Is demolition the beginning of the end or the end of the beginning? We already know that construction can be pretty energy consuming and wasteful, is there any reason to think demolition is any better?
Anything in that picture that you think might be worth saving? Read on to find out how a well planned demolition can prevent things going to waste, and provide a source of materials for something new.
Although it seems to be mainly geared towards professionals, large-scale and non-residential demolitions, I have been reading a lot from the Aggregain website, brought to you by WRAP; that’s right, the ones who do lots of recycling campaigns and things like Love food, hate waste, as well as more broadly trying to transition to a circular economy.

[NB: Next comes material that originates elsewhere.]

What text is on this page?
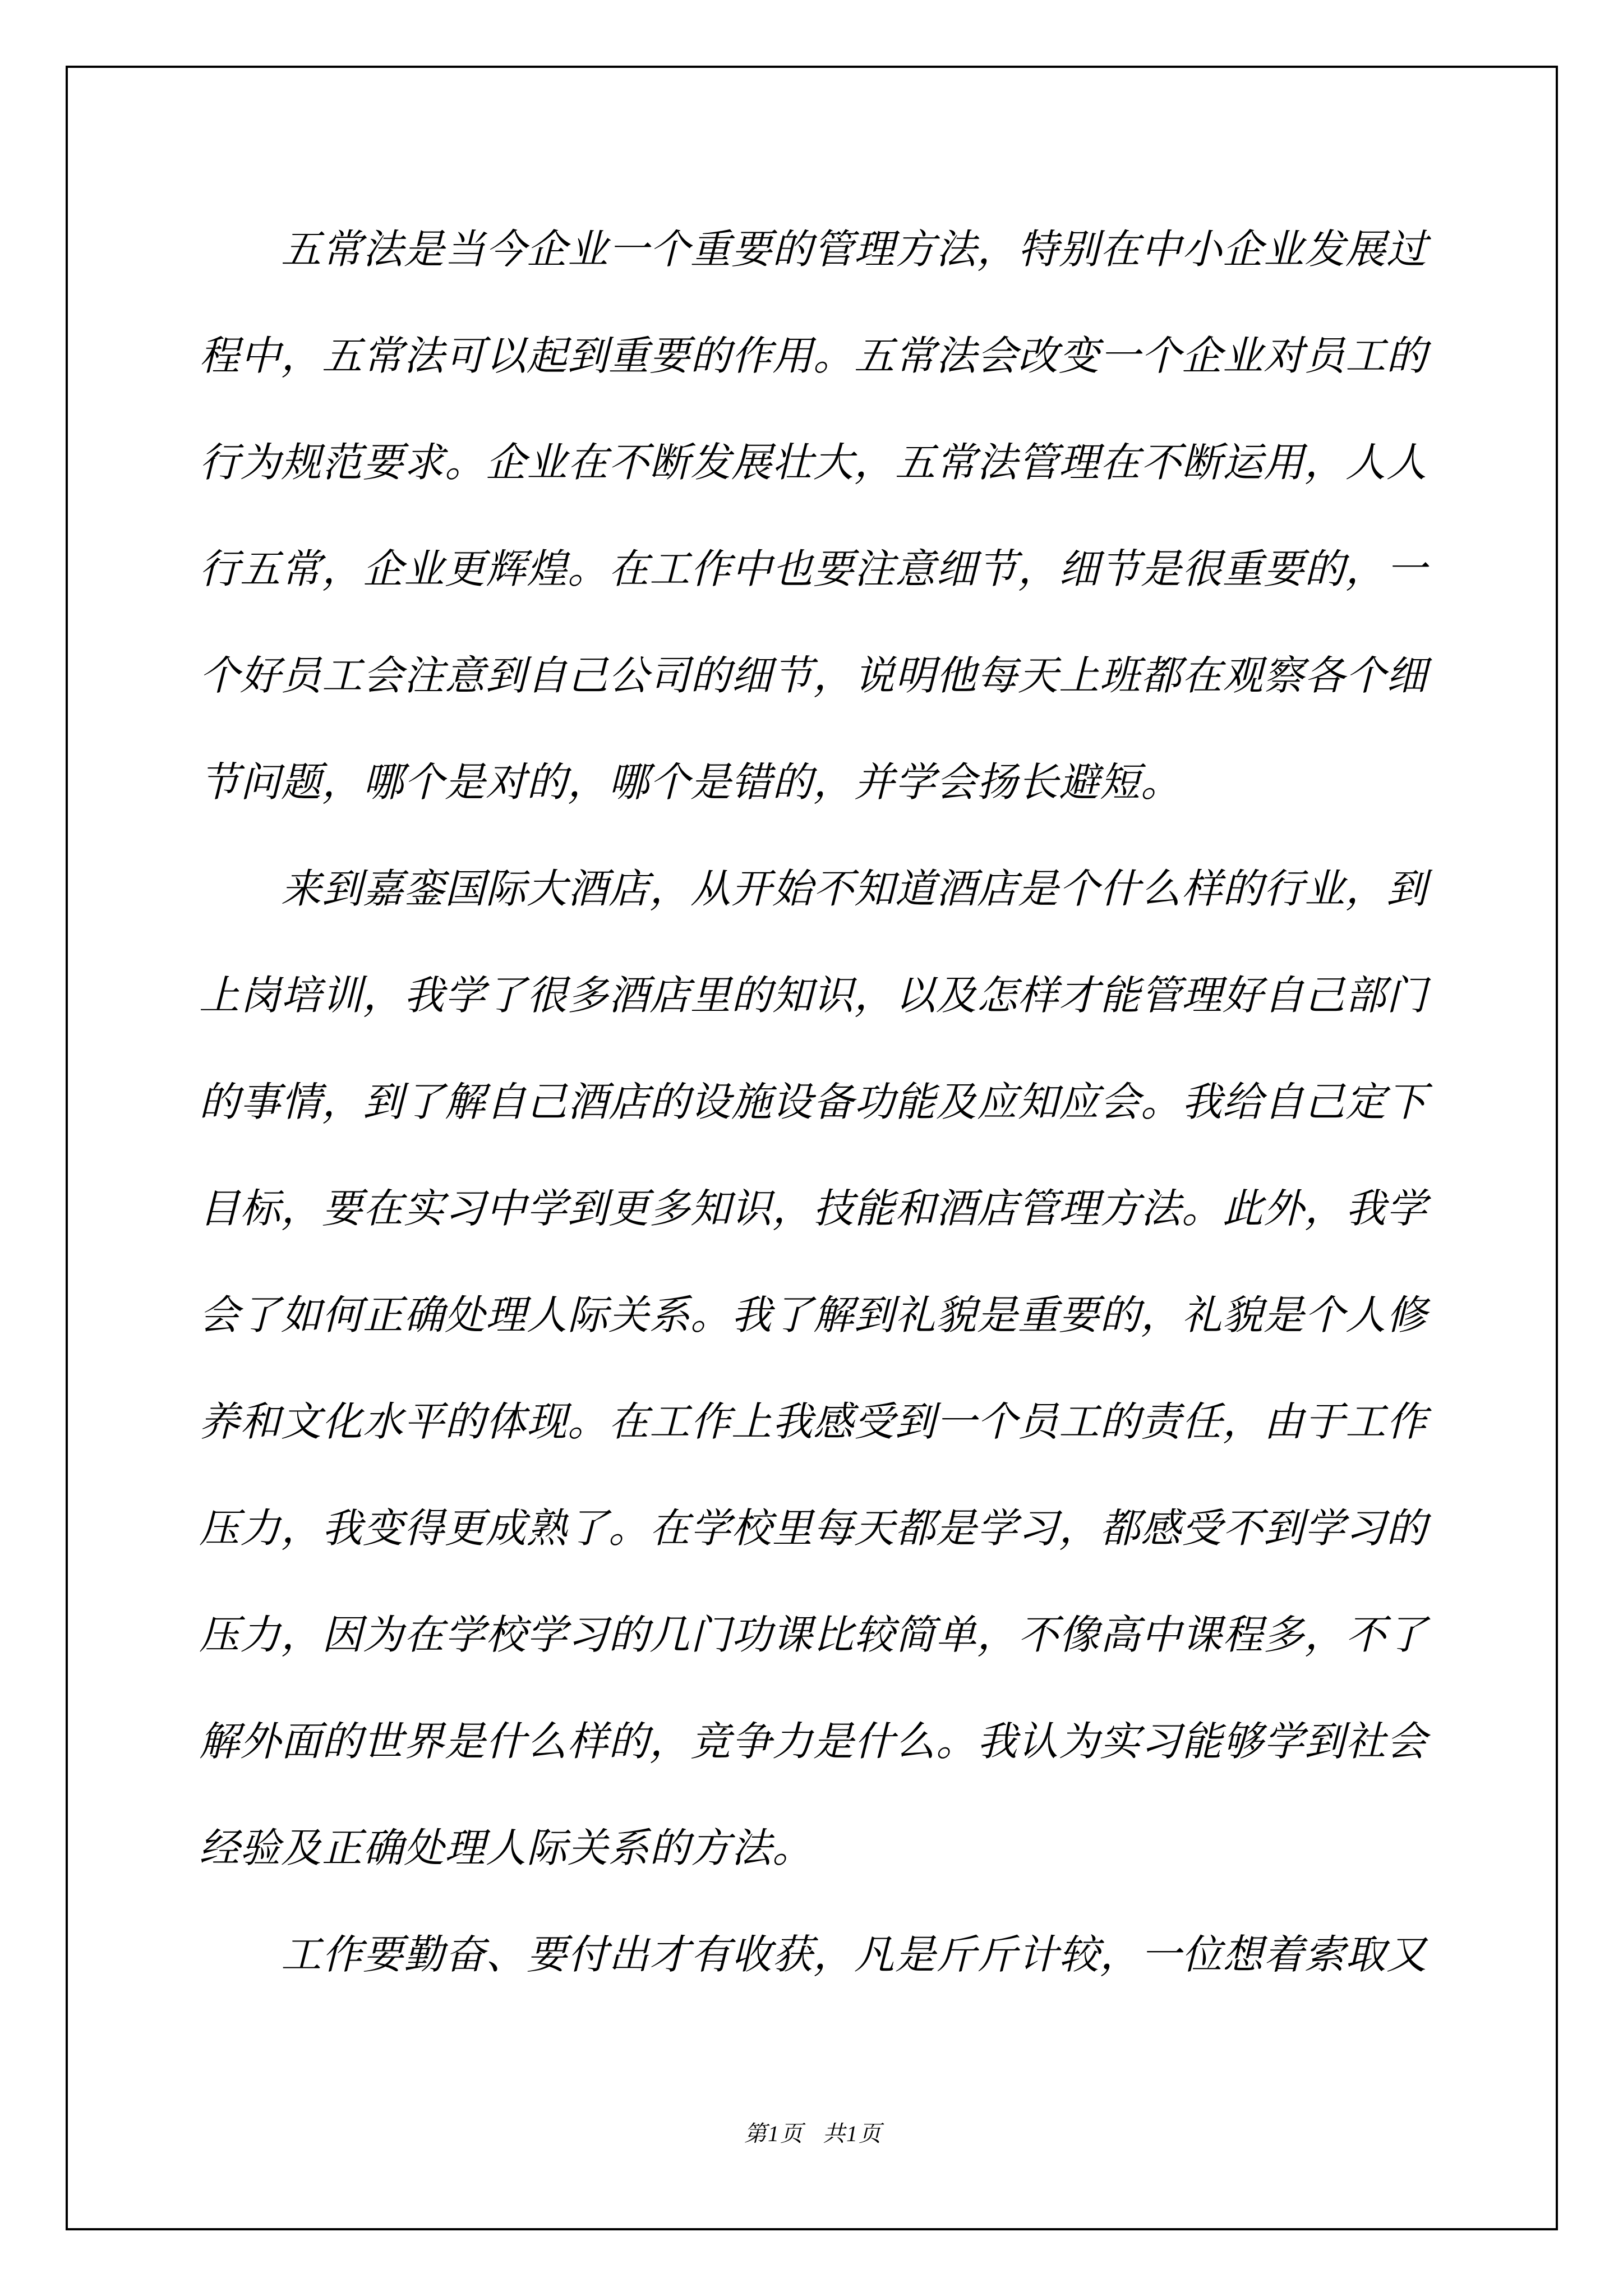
五常法是当今企业一个重要的管理方法，特别在中小企业发展过程中，五常法可以起到重要的作用。五常法会改变一个企业对员工的行为规范要求。企业在不断发展壮大，五常法管理在不断运用，人人行五常，企业更辉煌。在工作中也要注意细节，细节是很重要的，一个好员工会注意到自己公司的细节，说明他每天上班都在观察各个细节问题，哪个是对的，哪个是错的，并学会扬长避短。

来到嘉銮国际大酒店，从开始不知道酒店是个什么样的行业，到上岗培训，我学了很多酒店里的知识，以及怎样才能管理好自己部门的事情，到了解自己酒店的设施设备功能及应知应会。我给自己定下目标，要在实习中学到更多知识，技能和酒店管理方法。此外，我学会了如何正确处理人际关系。我了解到礼貌是重要的，礼貌是个人修养和文化水平的体现。在工作上我感受到一个员工的责任，由于工作压力，我变得更成熟了。在学校里每天都是学习，都感受不到学习的压力，因为在学校学习的几门功课比较简单，不像高中课程多，不了解外面的世界是什么样的，竞争力是什么。我认为实习能够学到社会经验及正确处理人际关系的方法。

工作要勤奋、要付出才有收获，凡是斤斤计较，一位想着索取又

第1页 共1页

First of all, aggregate is a bit of a blanket term; it effectively just means a pile of similar types of stuff! “associated” or “in a flock” (from aggregatus – gregare – a herd) So, this could include sand, gravel, concrete and slag (no sniggering at the back).

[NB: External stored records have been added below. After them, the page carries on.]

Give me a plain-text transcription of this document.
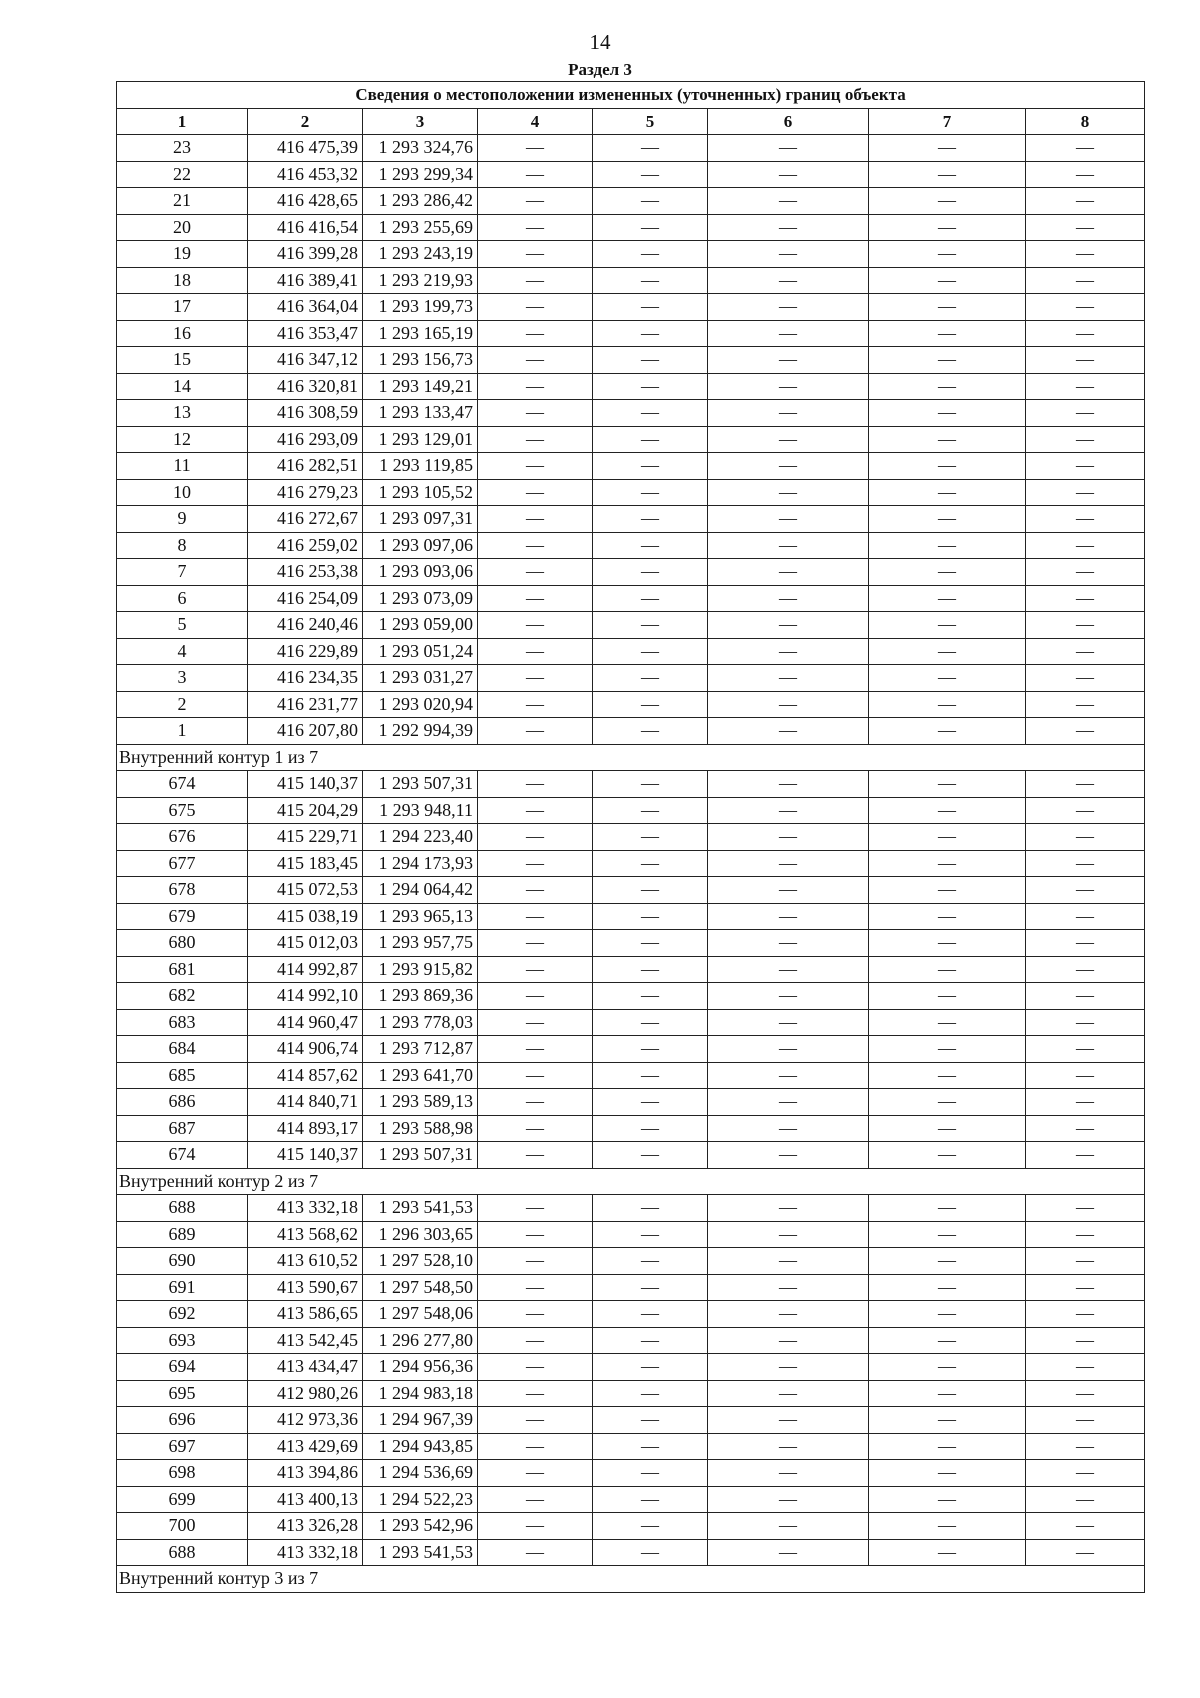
14
Раздел 3
Сведения о местоположении измененных (уточненных) границ объекта							
1	2	3	4	5	6	7	8
23	416 475,39	1 293 324,76	—	—	—	—	—
22	416 453,32	1 293 299,34	—	—	—	—	—
21	416 428,65	1 293 286,42	—	—	—	—	—
20	416 416,54	1 293 255,69	—	—	—	—	—
19	416 399,28	1 293 243,19	—	—	—	—	—
18	416 389,41	1 293 219,93	—	—	—	—	—
17	416 364,04	1 293 199,73	—	—	—	—	—
16	416 353,47	1 293 165,19	—	—	—	—	—
15	416 347,12	1 293 156,73	—	—	—	—	—
14	416 320,81	1 293 149,21	—	—	—	—	—
13	416 308,59	1 293 133,47	—	—	—	—	—
12	416 293,09	1 293 129,01	—	—	—	—	—
11	416 282,51	1 293 119,85	—	—	—	—	—
10	416 279,23	1 293 105,52	—	—	—	—	—
9	416 272,67	1 293 097,31	—	—	—	—	—
8	416 259,02	1 293 097,06	—	—	—	—	—
7	416 253,38	1 293 093,06	—	—	—	—	—
6	416 254,09	1 293 073,09	—	—	—	—	—
5	416 240,46	1 293 059,00	—	—	—	—	—
4	416 229,89	1 293 051,24	—	—	—	—	—
3	416 234,35	1 293 031,27	—	—	—	—	—
2	416 231,77	1 293 020,94	—	—	—	—	—
1	416 207,80	1 292 994,39	—	—	—	—	—
Внутренний контур 1 из 7							
674	415 140,37	1 293 507,31	—	—	—	—	—
675	415 204,29	1 293 948,11	—	—	—	—	—
676	415 229,71	1 294 223,40	—	—	—	—	—
677	415 183,45	1 294 173,93	—	—	—	—	—
678	415 072,53	1 294 064,42	—	—	—	—	—
679	415 038,19	1 293 965,13	—	—	—	—	—
680	415 012,03	1 293 957,75	—	—	—	—	—
681	414 992,87	1 293 915,82	—	—	—	—	—
682	414 992,10	1 293 869,36	—	—	—	—	—
683	414 960,47	1 293 778,03	—	—	—	—	—
684	414 906,74	1 293 712,87	—	—	—	—	—
685	414 857,62	1 293 641,70	—	—	—	—	—
686	414 840,71	1 293 589,13	—	—	—	—	—
687	414 893,17	1 293 588,98	—	—	—	—	—
674	415 140,37	1 293 507,31	—	—	—	—	—
Внутренний контур 2 из 7							
688	413 332,18	1 293 541,53	—	—	—	—	—
689	413 568,62	1 296 303,65	—	—	—	—	—
690	413 610,52	1 297 528,10	—	—	—	—	—
691	413 590,67	1 297 548,50	—	—	—	—	—
692	413 586,65	1 297 548,06	—	—	—	—	—
693	413 542,45	1 296 277,80	—	—	—	—	—
694	413 434,47	1 294 956,36	—	—	—	—	—
695	412 980,26	1 294 983,18	—	—	—	—	—
696	412 973,36	1 294 967,39	—	—	—	—	—
697	413 429,69	1 294 943,85	—	—	—	—	—
698	413 394,86	1 294 536,69	—	—	—	—	—
699	413 400,13	1 294 522,23	—	—	—	—	—
700	413 326,28	1 293 542,96	—	—	—	—	—
688	413 332,18	1 293 541,53	—	—	—	—	—
Внутренний контур 3 из 7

But why do I want aggregates? Surely as a potential house builder, I’d be more interested in bricks, timbers or things like that? Well, I’d imagine as the simplest type of demolition-reclaiming procedure is just to flatten things and crush them up into tiny bits, that’s why it’s of key interest to the aggregates industries. Aggregain gives some good advice on how much can be reclaimed before this final option, if you will, but even aggregates have some value – especially if there is a project nearby looking to buy some in. That foundation and rubble has gotta come from somewhere right?
This groovy interactive diagram gives an easy overview of which parts of a structure could be reclaimed and links to further advice on each; roof trusses and timbers? try the Wood Recyclers Association. Glass from windows and doors? try this info sheet on flat glass recycling.
A great resource for skip divers and scavengers!